1. The man of wisdom is one that fears God, Pr 9:10. A holy man is a wise man, and a sinner is a fool; holiness is the best wisdom, and wickedness is the greatest folly.
2. He that escapes the greatest evil, and chooses the greatest good, is a man of wisdom.
3. He that prefers the good of his soul before the good of his body, is a man of wisdom,
4. The man of wisdom will hear the Rod. (l.) He will commune with his own heart, to find out the cause of God's anger, the cause of Affliction. (2.) He will tremble at God's judgments. (3.) He will justify God under the Rod. (4.) He is one that finds out God's name in the Rod: He finds out anger in the Rod, mercy in the Rod, wisdom in the Rod, power in the Rod, faithfulness in the Rod, &c.
5. A wise man under the Rod will endeavour to turn away and pacify the anger of God.
There is, it appears, a voice in the Rod, which a wise man strives to understand. (1.) There is a chiding voice in the Rod. (2.) And not only so, but in some Rods an amazing voice. (3.) A threatening voice. (4.) An awakening voice. (5.) A convincing voice. (6.) There is an humbling voice in the Rod.
Quest.
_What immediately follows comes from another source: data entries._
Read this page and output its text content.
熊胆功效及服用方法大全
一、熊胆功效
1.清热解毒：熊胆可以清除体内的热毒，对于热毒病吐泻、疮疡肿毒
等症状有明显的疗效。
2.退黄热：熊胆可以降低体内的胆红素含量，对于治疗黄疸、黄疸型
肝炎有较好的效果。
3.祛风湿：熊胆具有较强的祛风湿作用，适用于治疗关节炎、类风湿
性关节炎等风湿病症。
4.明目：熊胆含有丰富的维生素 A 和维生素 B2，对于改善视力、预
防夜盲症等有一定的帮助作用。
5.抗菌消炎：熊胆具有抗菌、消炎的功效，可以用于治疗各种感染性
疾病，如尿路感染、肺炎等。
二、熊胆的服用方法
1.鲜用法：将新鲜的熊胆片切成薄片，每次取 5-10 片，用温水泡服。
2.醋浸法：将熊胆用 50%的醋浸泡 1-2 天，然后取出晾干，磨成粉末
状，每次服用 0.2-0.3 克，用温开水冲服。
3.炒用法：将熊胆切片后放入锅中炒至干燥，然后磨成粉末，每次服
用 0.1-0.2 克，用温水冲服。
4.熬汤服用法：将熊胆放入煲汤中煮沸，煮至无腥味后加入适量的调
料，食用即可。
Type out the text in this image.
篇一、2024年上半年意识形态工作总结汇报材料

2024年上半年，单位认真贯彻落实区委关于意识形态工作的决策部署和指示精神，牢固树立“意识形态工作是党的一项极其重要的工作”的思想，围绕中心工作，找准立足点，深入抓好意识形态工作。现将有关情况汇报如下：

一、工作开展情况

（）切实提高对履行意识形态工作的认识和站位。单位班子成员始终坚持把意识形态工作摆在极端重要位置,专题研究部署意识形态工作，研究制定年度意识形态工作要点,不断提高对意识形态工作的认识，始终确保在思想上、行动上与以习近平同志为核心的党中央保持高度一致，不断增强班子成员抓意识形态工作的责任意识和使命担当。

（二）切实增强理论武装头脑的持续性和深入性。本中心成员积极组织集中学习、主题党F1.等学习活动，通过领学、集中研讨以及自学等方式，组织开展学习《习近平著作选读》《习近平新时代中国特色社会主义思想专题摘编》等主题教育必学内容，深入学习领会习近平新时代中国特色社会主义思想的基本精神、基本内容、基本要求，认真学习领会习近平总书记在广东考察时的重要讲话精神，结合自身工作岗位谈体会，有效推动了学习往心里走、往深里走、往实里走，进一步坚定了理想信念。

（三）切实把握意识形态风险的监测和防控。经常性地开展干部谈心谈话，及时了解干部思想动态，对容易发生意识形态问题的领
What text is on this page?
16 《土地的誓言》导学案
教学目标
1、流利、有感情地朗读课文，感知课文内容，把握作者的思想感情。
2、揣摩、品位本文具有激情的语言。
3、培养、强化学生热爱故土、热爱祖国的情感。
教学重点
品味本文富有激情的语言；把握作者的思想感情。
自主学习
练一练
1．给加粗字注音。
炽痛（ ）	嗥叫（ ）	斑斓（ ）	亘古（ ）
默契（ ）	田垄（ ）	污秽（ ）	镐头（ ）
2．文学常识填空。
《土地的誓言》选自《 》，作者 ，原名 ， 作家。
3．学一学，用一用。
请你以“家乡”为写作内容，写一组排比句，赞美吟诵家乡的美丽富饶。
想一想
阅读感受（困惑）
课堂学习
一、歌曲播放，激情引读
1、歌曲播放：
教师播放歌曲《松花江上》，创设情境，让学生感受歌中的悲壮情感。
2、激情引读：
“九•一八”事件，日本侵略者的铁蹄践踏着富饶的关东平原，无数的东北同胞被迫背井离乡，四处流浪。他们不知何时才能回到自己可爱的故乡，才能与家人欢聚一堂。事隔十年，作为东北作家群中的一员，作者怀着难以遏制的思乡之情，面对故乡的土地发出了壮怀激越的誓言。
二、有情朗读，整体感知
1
Why do so few men and women hear and understand the voice that is in the Rod?
Answ. 1. Because the Affliction or judgment perhaps is general, it is hard for men to make special and particular application of common calamities.
2. Because men are more subject to look to secondary causes in the Rod, than to the immediate hand of God.
3. Because men are so heedless and insensible, they will not trouble themselves to find out the voice that is in the Rod.
4. It is because men are so full of other business, that they have not time to hearken to God's Voice in the Rod.
5. It is because they do not see any present effects of God's hands; he is lothe to strike: "How shall I give thee up, Ephraim:" &c.